Fire Inspector Jeff Roerdink with Walker County Fire Rescue says “the things that you can burn right now are pretty much going to be natural vegetation. Which means, if you had a tree fall down on your property you can burn those limbs, you can burn those leaves.”

Burning construction materials, like treated lumber or shingles, is prohibited… as well as tires, plastics and household garbage.  “Garbage is a definite no go,” says Roerdink.  “There are a lot of chemicals in the trash we generally throw out, like plastic bottles, that would put off gases and smoke into the atmosphere that is harmful for people to breath.”

There is no cost to obtain a permit from the Georgia Forestry Commission. Simply visit GaTrees.org or call 1-877-OK-2-BURN. Permits are good for one day, from 8:00 a.m. to sundown. If caught burning without a permit, you could be fined.

This year, due to drought conditions, Georgia Forestry will be issuing permits on a day to day basis in an effort to prevent wildfires.  The decision to burn will be based on the weather and permits may be restricted due to the fire danger forecast.
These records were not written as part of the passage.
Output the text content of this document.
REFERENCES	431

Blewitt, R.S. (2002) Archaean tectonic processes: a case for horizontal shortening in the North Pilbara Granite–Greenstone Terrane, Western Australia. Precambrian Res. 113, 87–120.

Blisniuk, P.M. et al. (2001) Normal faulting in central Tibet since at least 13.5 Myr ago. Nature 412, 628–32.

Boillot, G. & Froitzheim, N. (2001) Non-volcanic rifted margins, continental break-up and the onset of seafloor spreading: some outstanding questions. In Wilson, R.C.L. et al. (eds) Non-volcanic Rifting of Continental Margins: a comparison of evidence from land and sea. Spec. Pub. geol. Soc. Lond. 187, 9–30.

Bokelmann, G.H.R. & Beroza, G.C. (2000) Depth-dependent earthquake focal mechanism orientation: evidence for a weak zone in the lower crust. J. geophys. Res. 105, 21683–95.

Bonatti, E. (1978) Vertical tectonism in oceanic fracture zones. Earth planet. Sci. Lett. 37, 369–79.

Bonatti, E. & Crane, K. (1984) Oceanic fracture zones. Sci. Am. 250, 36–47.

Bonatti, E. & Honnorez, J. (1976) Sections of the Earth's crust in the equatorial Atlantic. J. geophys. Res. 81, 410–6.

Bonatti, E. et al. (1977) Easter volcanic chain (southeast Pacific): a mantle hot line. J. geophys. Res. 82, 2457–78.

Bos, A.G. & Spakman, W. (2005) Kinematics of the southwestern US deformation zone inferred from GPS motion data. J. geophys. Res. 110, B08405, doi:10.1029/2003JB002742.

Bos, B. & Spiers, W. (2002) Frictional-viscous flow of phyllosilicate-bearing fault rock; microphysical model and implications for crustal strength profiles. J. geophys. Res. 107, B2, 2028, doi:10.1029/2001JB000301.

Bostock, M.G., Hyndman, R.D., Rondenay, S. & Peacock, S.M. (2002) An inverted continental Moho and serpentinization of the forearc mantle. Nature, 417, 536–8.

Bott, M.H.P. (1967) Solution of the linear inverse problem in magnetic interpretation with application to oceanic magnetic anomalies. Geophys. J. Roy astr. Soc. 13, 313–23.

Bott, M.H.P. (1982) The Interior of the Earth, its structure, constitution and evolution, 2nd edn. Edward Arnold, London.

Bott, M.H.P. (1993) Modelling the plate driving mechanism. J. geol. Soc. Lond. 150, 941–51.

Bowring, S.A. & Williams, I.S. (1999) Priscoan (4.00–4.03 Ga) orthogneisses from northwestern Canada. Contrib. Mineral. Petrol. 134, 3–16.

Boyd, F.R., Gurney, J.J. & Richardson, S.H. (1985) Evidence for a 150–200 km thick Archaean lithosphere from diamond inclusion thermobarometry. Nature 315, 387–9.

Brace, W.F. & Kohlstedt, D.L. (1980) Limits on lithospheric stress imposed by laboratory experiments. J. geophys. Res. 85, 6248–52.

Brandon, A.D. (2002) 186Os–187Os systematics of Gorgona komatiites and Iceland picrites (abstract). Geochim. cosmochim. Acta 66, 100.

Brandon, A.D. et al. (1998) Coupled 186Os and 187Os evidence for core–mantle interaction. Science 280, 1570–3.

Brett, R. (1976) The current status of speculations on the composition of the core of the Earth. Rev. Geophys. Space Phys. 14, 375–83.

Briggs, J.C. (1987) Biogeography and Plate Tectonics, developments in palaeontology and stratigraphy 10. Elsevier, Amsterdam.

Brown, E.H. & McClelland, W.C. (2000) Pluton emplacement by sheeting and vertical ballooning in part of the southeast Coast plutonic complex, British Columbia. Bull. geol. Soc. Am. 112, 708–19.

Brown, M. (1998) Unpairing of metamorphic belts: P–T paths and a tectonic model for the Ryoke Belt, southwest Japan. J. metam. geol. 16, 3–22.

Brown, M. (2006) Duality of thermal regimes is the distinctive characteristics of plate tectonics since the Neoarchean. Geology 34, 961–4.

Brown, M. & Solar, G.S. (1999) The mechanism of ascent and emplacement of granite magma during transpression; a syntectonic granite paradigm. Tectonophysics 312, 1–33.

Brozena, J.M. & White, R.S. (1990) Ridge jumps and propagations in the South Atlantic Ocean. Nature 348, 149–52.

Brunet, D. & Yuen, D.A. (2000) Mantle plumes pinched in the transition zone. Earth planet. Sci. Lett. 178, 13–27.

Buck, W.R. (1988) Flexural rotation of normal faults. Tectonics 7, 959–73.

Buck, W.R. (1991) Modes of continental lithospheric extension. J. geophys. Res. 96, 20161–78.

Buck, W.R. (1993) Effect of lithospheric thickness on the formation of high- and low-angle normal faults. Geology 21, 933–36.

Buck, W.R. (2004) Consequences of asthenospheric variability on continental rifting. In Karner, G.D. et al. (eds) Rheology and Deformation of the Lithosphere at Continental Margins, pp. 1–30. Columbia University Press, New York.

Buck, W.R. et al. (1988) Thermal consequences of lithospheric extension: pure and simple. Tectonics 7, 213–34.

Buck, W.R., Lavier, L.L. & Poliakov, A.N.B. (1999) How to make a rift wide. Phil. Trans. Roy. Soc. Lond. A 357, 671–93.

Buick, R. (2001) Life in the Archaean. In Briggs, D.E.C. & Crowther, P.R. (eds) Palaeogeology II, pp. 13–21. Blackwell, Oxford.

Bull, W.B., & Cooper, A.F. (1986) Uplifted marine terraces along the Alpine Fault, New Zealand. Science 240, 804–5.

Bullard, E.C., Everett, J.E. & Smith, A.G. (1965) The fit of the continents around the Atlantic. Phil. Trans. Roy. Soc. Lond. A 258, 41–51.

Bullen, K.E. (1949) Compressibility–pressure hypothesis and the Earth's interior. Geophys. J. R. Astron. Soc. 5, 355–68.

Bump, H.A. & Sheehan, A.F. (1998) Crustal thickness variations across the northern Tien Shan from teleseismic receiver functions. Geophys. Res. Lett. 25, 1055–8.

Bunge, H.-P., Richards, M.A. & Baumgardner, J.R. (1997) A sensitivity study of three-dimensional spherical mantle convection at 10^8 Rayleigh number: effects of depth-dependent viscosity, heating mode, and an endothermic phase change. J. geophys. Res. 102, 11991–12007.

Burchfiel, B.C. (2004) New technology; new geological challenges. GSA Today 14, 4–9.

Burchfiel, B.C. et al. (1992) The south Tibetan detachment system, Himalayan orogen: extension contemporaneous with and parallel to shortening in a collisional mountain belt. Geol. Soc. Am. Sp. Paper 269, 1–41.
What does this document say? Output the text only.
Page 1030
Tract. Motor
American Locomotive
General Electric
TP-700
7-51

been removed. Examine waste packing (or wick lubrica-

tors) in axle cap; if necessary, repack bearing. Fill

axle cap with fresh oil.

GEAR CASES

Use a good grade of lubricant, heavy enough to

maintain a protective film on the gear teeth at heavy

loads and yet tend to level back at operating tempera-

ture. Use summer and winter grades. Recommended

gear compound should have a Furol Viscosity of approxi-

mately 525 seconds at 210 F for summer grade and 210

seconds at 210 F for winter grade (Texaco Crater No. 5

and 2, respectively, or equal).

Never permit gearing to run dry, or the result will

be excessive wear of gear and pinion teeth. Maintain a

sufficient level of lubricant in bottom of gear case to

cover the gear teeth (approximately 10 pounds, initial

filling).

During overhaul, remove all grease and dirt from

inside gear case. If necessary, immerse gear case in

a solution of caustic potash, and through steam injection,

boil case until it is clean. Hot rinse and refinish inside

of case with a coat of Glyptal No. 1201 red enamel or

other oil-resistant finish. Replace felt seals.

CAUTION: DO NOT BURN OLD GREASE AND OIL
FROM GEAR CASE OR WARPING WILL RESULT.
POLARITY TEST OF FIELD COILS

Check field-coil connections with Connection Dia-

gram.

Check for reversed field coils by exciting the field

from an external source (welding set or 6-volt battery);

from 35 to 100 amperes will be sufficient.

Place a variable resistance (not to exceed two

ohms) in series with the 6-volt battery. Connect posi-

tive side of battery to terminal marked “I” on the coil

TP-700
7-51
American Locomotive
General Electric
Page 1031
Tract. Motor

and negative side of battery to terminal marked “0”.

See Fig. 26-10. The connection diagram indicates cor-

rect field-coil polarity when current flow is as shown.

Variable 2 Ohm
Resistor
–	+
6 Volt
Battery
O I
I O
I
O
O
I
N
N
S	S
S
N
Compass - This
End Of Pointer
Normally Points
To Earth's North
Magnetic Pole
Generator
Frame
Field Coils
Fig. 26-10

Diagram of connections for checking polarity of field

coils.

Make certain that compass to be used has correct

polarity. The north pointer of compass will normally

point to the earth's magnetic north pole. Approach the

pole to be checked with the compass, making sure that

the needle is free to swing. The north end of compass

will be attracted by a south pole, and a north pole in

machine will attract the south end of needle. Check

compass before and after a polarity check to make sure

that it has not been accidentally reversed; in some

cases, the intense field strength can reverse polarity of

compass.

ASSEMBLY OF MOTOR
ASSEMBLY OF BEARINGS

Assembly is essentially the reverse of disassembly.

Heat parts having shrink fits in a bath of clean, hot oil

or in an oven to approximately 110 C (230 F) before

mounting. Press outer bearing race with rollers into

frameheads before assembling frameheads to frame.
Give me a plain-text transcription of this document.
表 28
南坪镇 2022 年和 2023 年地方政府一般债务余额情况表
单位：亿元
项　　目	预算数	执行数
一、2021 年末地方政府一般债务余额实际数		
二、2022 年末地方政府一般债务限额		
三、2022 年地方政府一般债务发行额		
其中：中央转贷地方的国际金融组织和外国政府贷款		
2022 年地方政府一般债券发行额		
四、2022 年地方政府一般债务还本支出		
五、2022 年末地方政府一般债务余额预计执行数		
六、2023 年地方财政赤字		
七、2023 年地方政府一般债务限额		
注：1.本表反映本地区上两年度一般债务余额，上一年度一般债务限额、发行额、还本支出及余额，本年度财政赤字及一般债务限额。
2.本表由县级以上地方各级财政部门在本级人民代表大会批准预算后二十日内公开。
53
“There’s a five step fire danger system used nationally, and right now Georgia is in the four to five categories, indicating very high fire danger,” said Georgia Forestry Commission Chief of Protection Frank Sorrells.

When you do burn, Roerdink suggests taking a few precautions to keep your burn pile from getting away from you.  “Keep it down to a small pile. And keep a 25 foot clearance around that area so if you are burning, it’s not going to get away from you. Make sure it’s down to the soil, bare dirt.”

You should also keep water and a shovel close by and never leave your fire unattended.

For additional information about open burning, permitting requirements and fire conditions, visit GaTrees.org.